2008/03/01 Sat [Edit]

利き目

 写真を撮る上で最も基本となるのが持ち方・構え方です。カメラをしっかりと固定してシャッターボタンを押せないとカメラが動いてブレた、いわゆる手ブレ写真になってしまいます。たまになんとなくシャープさに欠けた写真があるんだよなぁ。という人は、手ブレが原因なんてこともあるかもしれません。せっかくいいシーンが撮れたのに、手ブレやピンぼけだったらがっかりですよね。案外、手ブレしている写真に気づいていない人って多いんじゃないでしょうか? 未だに僕も、ちゃんと撮れているように見えていて、拡大するとブレてるなんてことがあります。基本中の基本ですから、しっかりと構えられるように練習しましょう。実際の持ち方や構え方については取扱説明書に図解入りで詳しく載っていると思いますのでそちらを見ていただくとして、今回はファインダーを覗く目についてお話ししたいと思います。

 皆さんはファインダーを覗くとき左右どちらの目で覗いていますか?ファインダーを覗く目は右左どちらでも良いとされていますが、基本的には利き目で覗いている人が多いのではないでしょうか。ところで、ご自分の利き目が分からないというかたのために、簡単な調べ方をご紹介しておきましょう。まず、両目を開けたまま、できるだけ遠くにある一点を、腕をぴんと伸ばした状態で人差し指の先端で隠します。指はそのまま動かさず、右目だけ、左目だけと、左右交互に目を閉じてみましょう。少し早いリズムで踏切の点滅ランプよろしくパチパチとウィンクする感じです。その時、指さした一点が指で隠れている方が利き目です。以前、何度やっても両目とも同じように指さしたはずの点から離れているという人がいましたが、この人は左右平均的に見ているということになるんでしょうかね?不思議です。ついでに利き手の調べ方についても紹介しておきましょう。両の手のひらをキリストにお祈りをする形で合わせて握ります。この時、親指が手前に来ている方が利き手になります。もう一つ、両腕を胸の前で組みます。この時、上になった方の腕が利き手になります。ちなみに僕は右利きですが、左の親指が手前、右腕が上でした。紹介しておいてなんですが、利き手の調べ方に関しては個人差がありそうですね。
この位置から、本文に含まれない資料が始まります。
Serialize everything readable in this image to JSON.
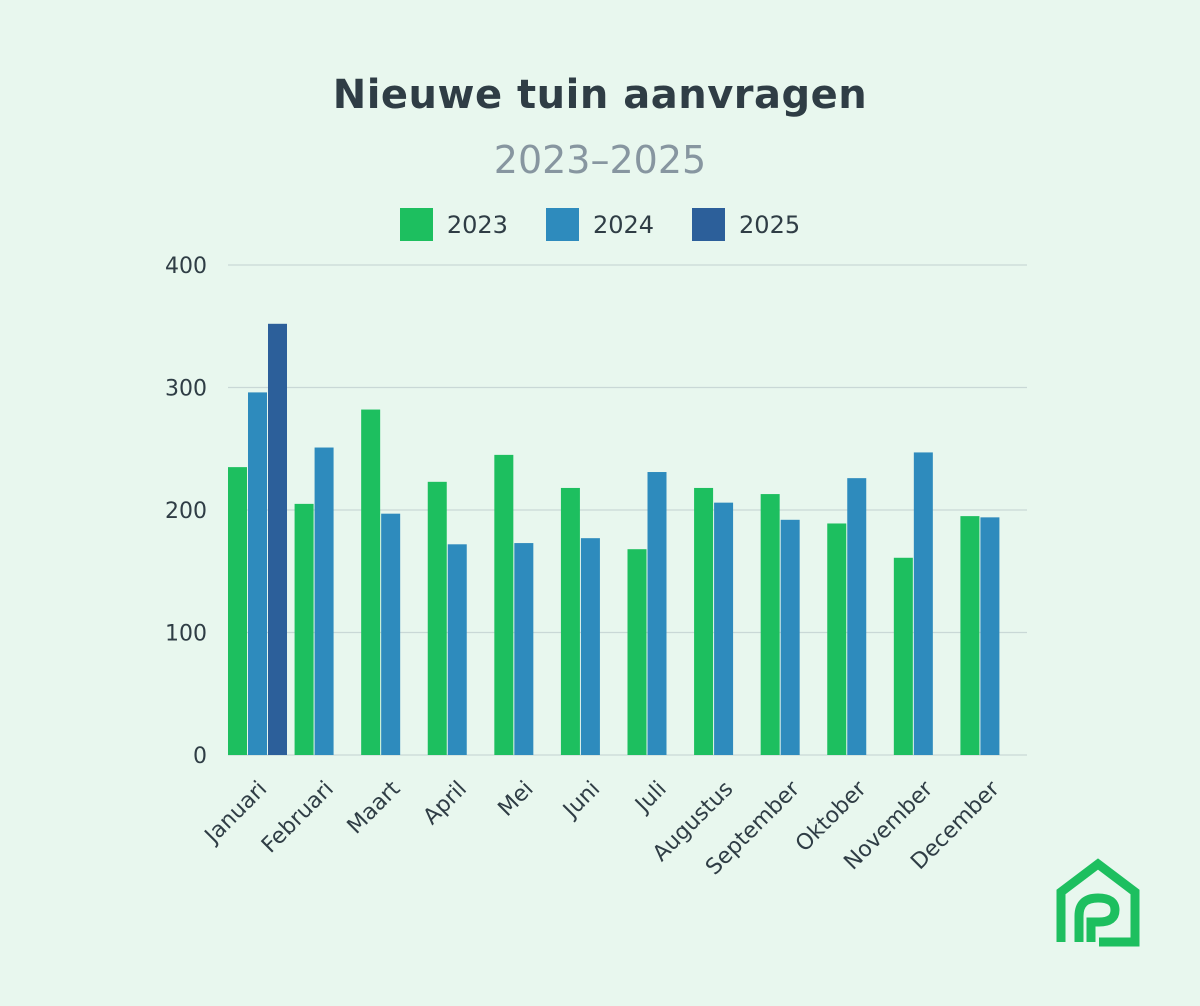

 どちらの目で覗いた方がいいの?と聞かれたら、僕は右目で覗くことを勧めています。なぜかというと、デジイチのファインダーは、本体の左寄りに付いていることが多く、右目でファインダーを覗いた状態でも左目で前方を確認できるようになっています。右目でファインダーを覗き構図を確認しながら、同時に左目でフレームの外を意識してシャッターを切ることができるため、カメラの前を横切る被写体を、背景や構図を意識したまま撮影することができます。タテ構図で撮る時も、左目の視界を確保するため、シャッターボタン側(右側)を上にして構えるようにしています。もし、右目が良いのか左目が良いのか悩まれた場合は参考にしてみてください。